A fully integrated, whole-of-government structure following a unified strategy that cuts across multiple policy areas represents the highest degree of coordination. But achieving this degree of integration is difficult: it is intellectually demanding and resource-intensive, requiring a clearly mandated and properly resourced entity such as a taskforce. Australia has previously used such an approach to respond to discrete issues or crises—for example, Operation Sovereign Borders and the Regional Assistance Mission to Solomon Islands.
Full integration can sometimes, however, be counterproductive. Forcing different actors and tools of Australian statecraft to act within a singular worldview and command structure can diminish the unique strengths and comparative advantages that each brings to bear. There needs to be room for proper consideration of broader foreign policy equities within a structure that is unapologetically mission-focused on delivering defence capability. As the mixed reaction in the Indo-Pacific to AUKUS has demonstrated, Australia can't assume an overall permissive environment for its strategic policy, so diplomacy is as vital to manifesting the submarines as building a nuclear industrial base. These risks are, however, manageable through effective governance.
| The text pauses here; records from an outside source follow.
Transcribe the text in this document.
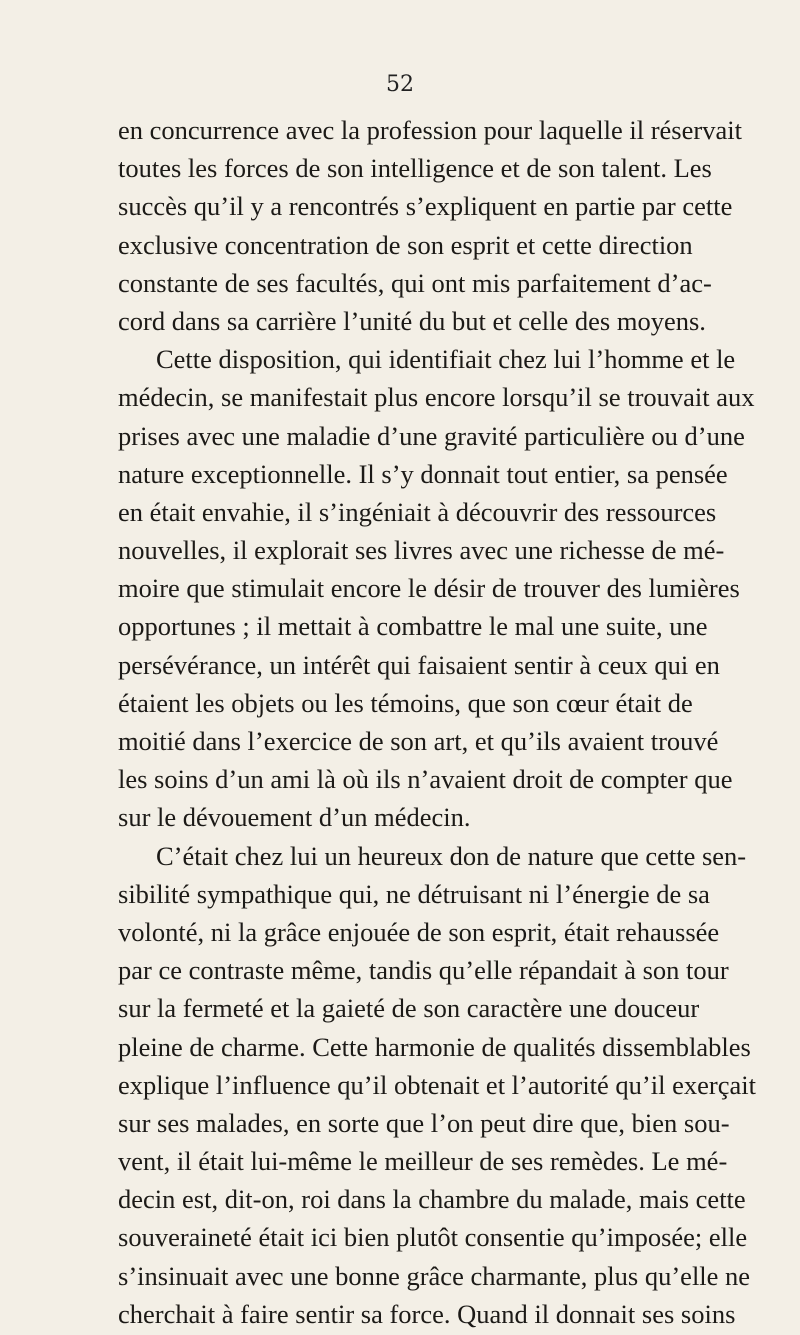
52
en concurrence avec la profession pour laquelle il réservait
toutes les forces de son intelligence et de son talent. Les
succès qu’il y a rencontrés s’expliquent en partie par cette
exclusive concentration de son esprit et cette direction
constante de ses facultés, qui ont mis parfaitement d’ac-
cord dans sa carrière l’unité du but et celle des moyens.
Cette disposition, qui identifiait chez lui l’homme et le
médecin, se manifestait plus encore lorsqu’il se trouvait aux
prises avec une maladie d’une gravité particulière ou d’une
nature exceptionnelle. Il s’y donnait tout entier, sa pensée
en était envahie, il s’ingéniait à découvrir des ressources
nouvelles, il explorait ses livres avec une richesse de mé-
moire que stimulait encore le désir de trouver des lumières
opportunes ; il mettait à combattre le mal une suite, une
persévérance, un intérêt qui faisaient sentir à ceux qui en
étaient les objets ou les témoins, que son cœur était de
moitié dans l’exercice de son art, et qu’ils avaient trouvé
les soins d’un ami là où ils n’avaient droit de compter que
sur le dévouement d’un médecin.
C’était chez lui un heureux don de nature que cette sen-
sibilité sympathique qui, ne détruisant ni l’énergie de sa
volonté, ni la grâce enjouée de son esprit, était rehaussée
par ce contraste même, tandis qu’elle répandait à son tour
sur la fermeté et la gaieté de son caractère une douceur
pleine de charme. Cette harmonie de qualités dissemblables
explique l’influence qu’il obtenait et l’autorité qu’il exerçait
sur ses malades, en sorte que l’on peut dire que, bien sou-
vent, il était lui-même le meilleur de ses remèdes. Le mé-
decin est, dit-on, roi dans la chambre du malade, mais cette
souveraineté était ici bien plutôt consentie qu’imposée; elle
s’insinuait avec une bonne grâce charmante, plus qu’elle ne
cherchait à faire sentir sa force. Quand il donnait ses soins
There are also other models short of full integration that could be considered. The Office of the Pacific—which comprises a group in DFAT under deputy-secretary-level leadership—is one approach to managing whole-of-government policy by mandating an area to have oversight of all policy and drive overarching strategy in collaboration with a wide range of agencies, including Defence and Home Affairs. This is a level down from "full integration": it broadly aligns actors around overarching goals and promotes information and resource sharing, while also recognising that specialisation and delegated responsibility across government are valuable.
Whatever way the government chooses to organise the AUKUS submarine group, AP4D's research suggests that effective coordination of the actors and tools of statecraft is determined by several factors: a clear coordinating structure; clarity on objectives and narrative; sufficient resources and a strong ministerial mandate; effective bureaucratic leadership and staffing; and relevant agencies having a collective interest in the issue.
With the group's head reporting directly to the deputy prime minister, at least one of these conditions is already satisfied. There's also speculation that it could have its own budget line separate from the rest of Defence, helping ensure stable resourcing. On all the other factors, only time will tell. Most importantly, though, the government must remain open to evolving its AUKUS submarine "supergroup" over time as it learns what works (and what doesn't) in terms of structure, remit, and mandate.